A hipótese é que, tendo uma fonte de renda garantida pelo Governo Federal, os jovens tenham preferido cumprir mais rigorosamente o isolamento social.
"Muitos jovens não foram em busca de trabalho, porque estavam com algum rendimento, uma complementação que permitia cumprir as medidas de isolamento social. Pode ser que esse movimento mais acentuado tenha sido causado pela própria estrutura do mercado de trabalho, que é mais precária, mais informal, mas pode ser que o auxílio emergencial e outras políticas estaduais complementares de renda tenham feito esses jovens preferirem ficar em casa", argumenta.
Segunda onda e perspectivas
Conforme a avaliação de ambos os especialistas, a segunda onda da pandemia ainda deve ter feito com que o cenário tenha piorado novamente nesses primeiros meses de 2021, tendo em vista o retorno de medidas mais restritivas. As projeções para os próximos meses, no entanto, são divididas.
França acredita que, com o avanço da vacinação, o segundo semestre do ano deve ser de recuperação econômica e, consequentemente, de abertura de vagas, elevando a absorção dos jovens cearenses, cujo nível de escolaridade está subindo, segundo ele.
"Tudo está condicionado à vacina. Imagino que ao longo do segundo semestre comece a melhorar essa absorção", aposta o diretor-geral do Ipece.
Já o coordenador do LEP prevê um cenário mais desafiador com relação ao aproveitamento dessa mão de obra menos qualificada, de forma que não devem haver muitas melhoras ainda este ano.
"Não se espera um cenário melhor para 2021. O cenário de pandemia permanece, as restrições para as atividades escolares ainda estão em vigor e muitos destes jovens se sentem desencorajados a se manter estudando", lembra.

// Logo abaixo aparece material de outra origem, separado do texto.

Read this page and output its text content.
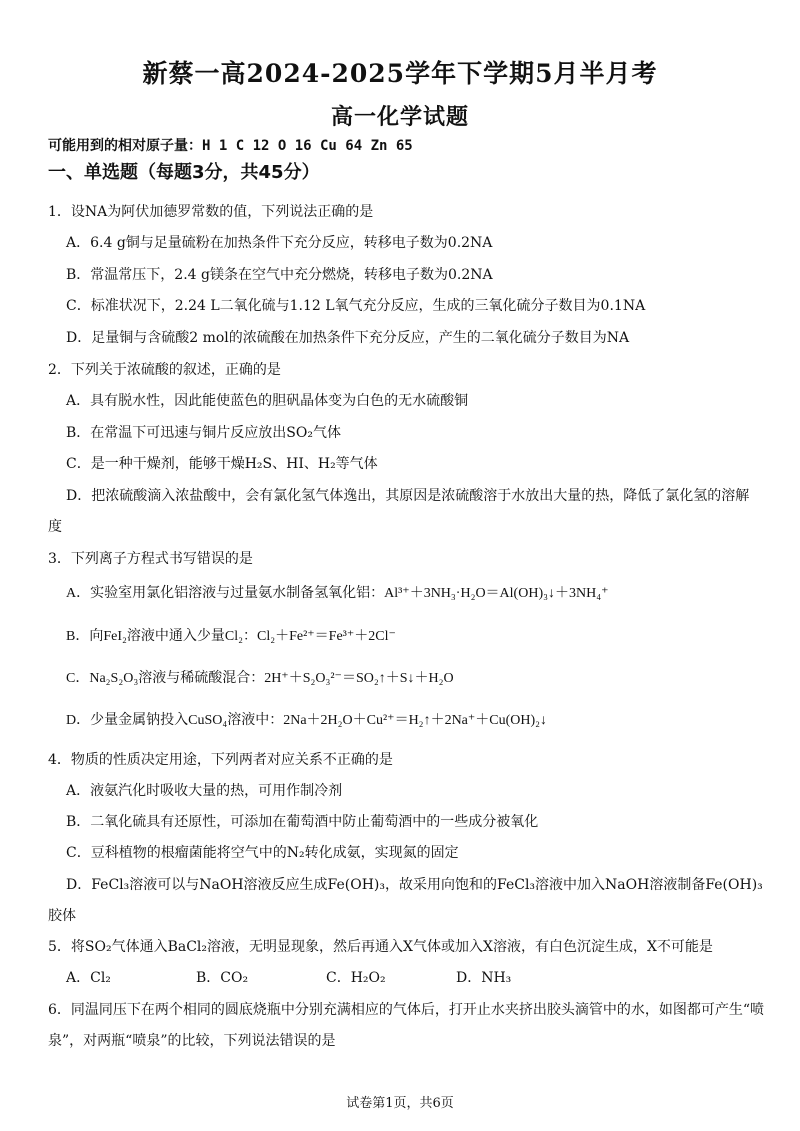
新蔡一高2024-2025学年下学期5月半月考
高一化学试题
可能用到的相对原子量：H 1 C 12 O 16 Cu 64 Zn 65
一、单选题（每题3分，共45分）
1．设NA为阿伏加德罗常数的值，下列说法正确的是
A．6.4 g铜与足量硫粉在加热条件下充分反应，转移电子数为0.2NA
B．常温常压下，2.4 g镁条在空气中充分燃烧，转移电子数为0.2NA
C．标准状况下，2.24 L二氧化硫与1.12 L氧气充分反应，生成的三氧化硫分子数目为0.1NA
D．足量铜与含硫酸2 mol的浓硫酸在加热条件下充分反应，产生的二氧化硫分子数目为NA
2．下列关于浓硫酸的叙述，正确的是
A．具有脱水性，因此能使蓝色的胆矾晶体变为白色的无水硫酸铜
B．在常温下可迅速与铜片反应放出SO₂气体
C．是一种干燥剂，能够干燥H₂S、HI、H₂等气体
D．把浓硫酸滴入浓盐酸中，会有氯化氢气体逸出，其原因是浓硫酸溶于水放出大量的热，降低了氯化氢的溶解
度
3．下列离子方程式书写错误的是
A．实验室用氯化铝溶液与过量氨水制备氢氧化铝：Al³⁺＋3NH₃·H₂O＝Al(OH)₃↓＋3NH₄⁺
B．向FeI₂溶液中通入少量Cl₂：Cl₂＋Fe²⁺＝Fe³⁺＋2Cl⁻
C．Na₂S₂O₃溶液与稀硫酸混合：2H⁺＋S₂O₃²⁻＝SO₂↑＋S↓＋H₂O
D．少量金属钠投入CuSO₄溶液中：2Na＋2H₂O＋Cu²⁺＝H₂↑＋2Na⁺＋Cu(OH)₂↓
4．物质的性质决定用途，下列两者对应关系不正确的是
A．液氨汽化时吸收大量的热，可用作制冷剂
B．二氧化硫具有还原性，可添加在葡萄酒中防止葡萄酒中的一些成分被氧化
C．豆科植物的根瘤菌能将空气中的N₂转化成氨，实现氮的固定
D．FeCl₃溶液可以与NaOH溶液反应生成Fe(OH)₃，故采用向饱和的FeCl₃溶液中加入NaOH溶液制备Fe(OH)₃
胶体
5．将SO₂气体通入BaCl₂溶液，无明显现象，然后再通入X气体或加入X溶液，有白色沉淀生成，X不可能是
A．Cl₂	B．CO₂	C．H₂O₂	D．NH₃
6．同温同压下在两个相同的圆底烧瓶中分别充满相应的气体后，打开止水夹挤出胶头滴管中的水，如图都可产生“喷
泉”，对两瓶“喷泉”的比较，下列说法错误的是
试卷第1页，共6页
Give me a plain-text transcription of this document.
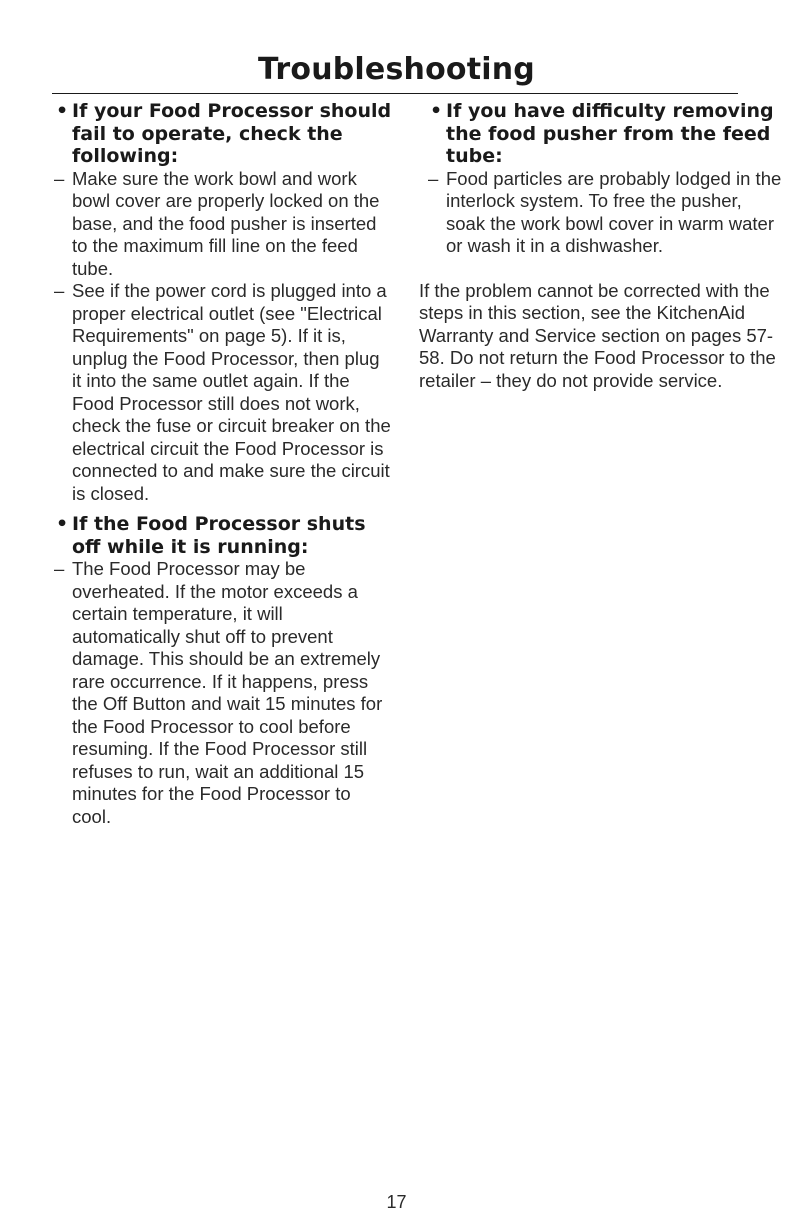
Troubleshooting

• If your Food Processor should fail to operate, check the following:

– Make sure the work bowl and work bowl cover are properly locked on the base, and the food pusher is inserted to the maximum fill line on the feed tube.

– See if the power cord is plugged into a proper electrical outlet (see "Electrical Requirements" on page 5). If it is, unplug the Food Processor, then plug it into the same outlet again. If the Food Processor still does not work, check the fuse or circuit breaker on the electrical circuit the Food Processor is connected to and make sure the circuit is closed.

• If the Food Processor shuts off while it is running:

– The Food Processor may be overheated. If the motor exceeds a certain temperature, it will automatically shut off to prevent damage. This should be an extremely rare occurrence. If it happens, press the Off Button and wait 15 minutes for the Food Processor to cool before resuming. If the Food Processor still refuses to run, wait an additional 15 minutes for the Food Processor to cool.

• If you have difficulty removing the food pusher from the feed tube:

– Food particles are probably lodged in the interlock system. To free the pusher, soak the work bowl cover in warm water or wash it in a dishwasher.

If the problem cannot be corrected with the steps in this section, see the KitchenAid Warranty and Service section on pages 57-58. Do not return the Food Processor to the retailer – they do not provide service.

17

Miro ainda pontua que parte da responsabilidade de garantir emprego para esses jovens passa a ser do poder público, representando um novo desafio.
"A inserção no mercado de trabalho representa um desafio ainda maior no âmbito da formulação de políticas públicas. Tanto que o Ministério da Economia está desenvolvendo uma política denominada, por enquanto, de Bônus de Inclusão Produtiva, direcionada para a qualificação e inserção desses jovens no mercado de trabalho", revela.